Depuis 1994, l’essor du football rwandais va de pair avec le regain d’assurance de sa population. « En tant que médecin, je crois beaucoup au sport. Il apporte la santé physique, mais aussi psychologique », indique le Dr Claude Rwagacondo, vice-président de Rayon Sport, l’un des trois clubs les plus célèbres du pays. « Dès sa création en 1966, le Rayon Sport a été très populaire, car il a toujours intégré des joueurs venant de l’ensemble du territoire, sans se soucier de leur origine ethnique. Pendant le génocide, le club est resté neutre et certains Hutus de l’équipe ont caché des Tutsis. Même les plus extrémistes ne pouvaient pas massacrer un « Rayon ». Quand ils en voyaient un, ils le laissaient vivre. » Les tueries ont balayé des équipes entières, comme les Panthères noires ou les Zèbres, mais le Rayon Sport a survécu. C’est lui qui a remporté, en 1997, la première compétition régionale après le génocide. Puis en 1999, il a décroché la coupe Cecafa (Championnat d’Afrique centrale et de l’Est). « Dès 1997, on s’est dit qu’il fallait foncer ! » explique le secrétaire général adjoint de la Fédération. « Avant le génocide, le Rwanda ne jouait qu’au niveau local. Le football rwandais n’était pas aussi structuré et ouvert qu’actuellement. Il y avait déjà 14 équipes de première division et 16 de deuxième division, mais pas les 42 équipes juniors que nous dénombrons aujourd’hui. Nous étions 194e au classement de la Fédération internationale de football association (Fifa) en 1994 et nous sommes passés 100e depuis. On organise des matchs, on invite des équipes d’autres pays. Et à la CAN, on a joué le match d’ouverture contre la Tunisie. Quelle visibilité ! » Plusieurs joueurs nationaux espèrent encore se faire remarquer lors de la prochaine coupe régionale des clubs Cecafa, du 25 avril au 9 mai prochains au Rwanda, parrainée par Paul Kagamé.

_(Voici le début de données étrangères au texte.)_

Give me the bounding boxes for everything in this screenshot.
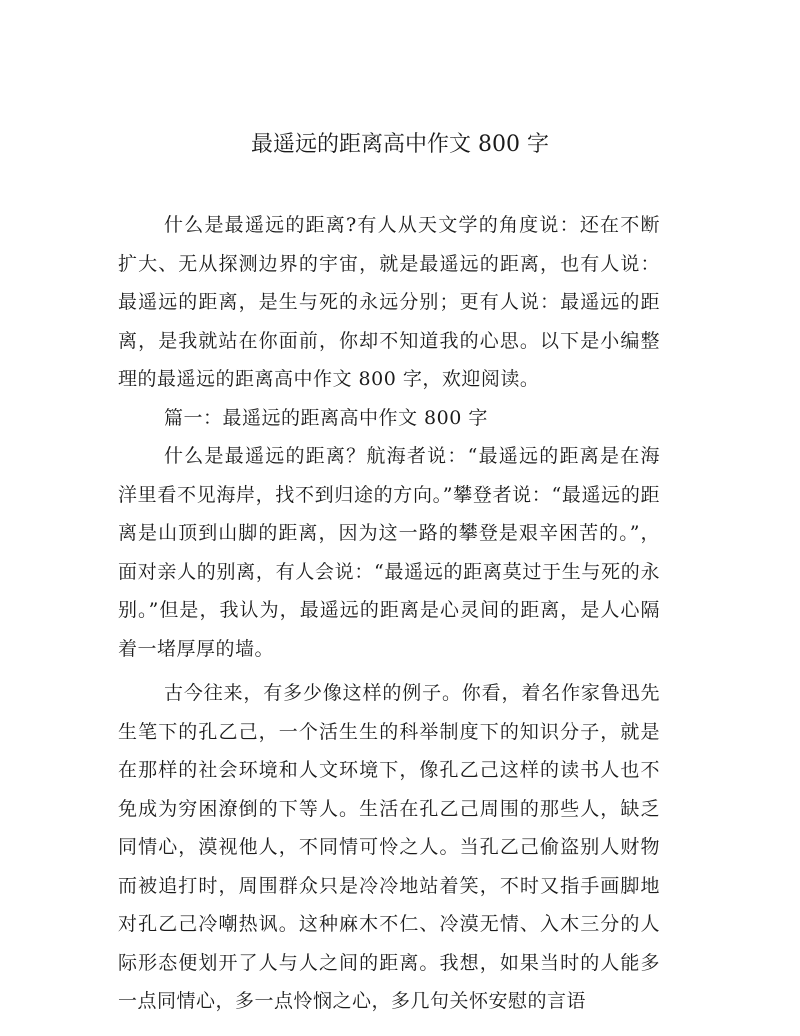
- paragraph-definitions: 什么是最遥远的距离？航海者说：“最遥远的距离是在海洋里看不见海岸，找不到归途的方向。”攀登者说：“最遥远的距离是山顶到山脚的距离，因为这一路的攀登是艰辛困苦的。”，面对亲人的别离，有人会说：“最遥远的距离莫过于生与死的永别。”但是，我认为，最遥远的距离是心灵间的距离，是人心隔着一堵厚厚的墙。: [118, 445, 660, 660]
- section-heading: 篇一：最遥远的距离高中作文 800 字: [164, 406, 488, 429]
- document-body: [118, 206, 660, 1021]
- paragraph-intro: 什么是最遥远的距离?有人从天文学的角度说：还在不断扩大、无从探测边界的宇宙，就是最遥远的距离，也有人说：最遥远的距离，是生与死的永远分别；更有人说：最遥远的距离，是我就站在你面前，你却不知道我的心思。以下是小编整理的最遥远的距离高中作文 800 字，欢迎阅读。: [118, 214, 660, 390]
- document-title: 最遥远的距离高中作文 800 字: [251, 132, 549, 157]
- paragraph-kong-yiji: 古今往来，有多少像这样的例子。你看，着名作家鲁迅先生笔下的孔乙己，一个活生生的科举制度下的知识分子，就是在那样的社会环境和人文环境下，像孔乙己这样的读书人也不免成为穷困潦倒的下等人。生活在孔乙己周围的那些人，缺乏同情心，漠视他人，不同情可怜之人。当孔乙己偷盗别人财物而被追打时，周围群众只是冷冷地站着笑，不时又指手画脚地对孔乙己冷嘲热讽。这种麻木不仁、冷漠无情、入木三分的人际形态便划开了人与人之间的距离。我想，如果当时的人能多一点同情心，多一点怜悯之心，多几句关怀安慰的言语: [118, 682, 660, 1012]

Ce dernier a d’ailleurs repoussé la date de l’événement pour cause d’anniversaire du génocide, la semaine du 6 avril. En espérant que les stades, qui ont parfois servi de lieux de massacres, n’accueillent plus que des amateurs de ballon rond, l’équipe nationale se veut plus que jamais l’incarnation du « nouveau Rwanda ».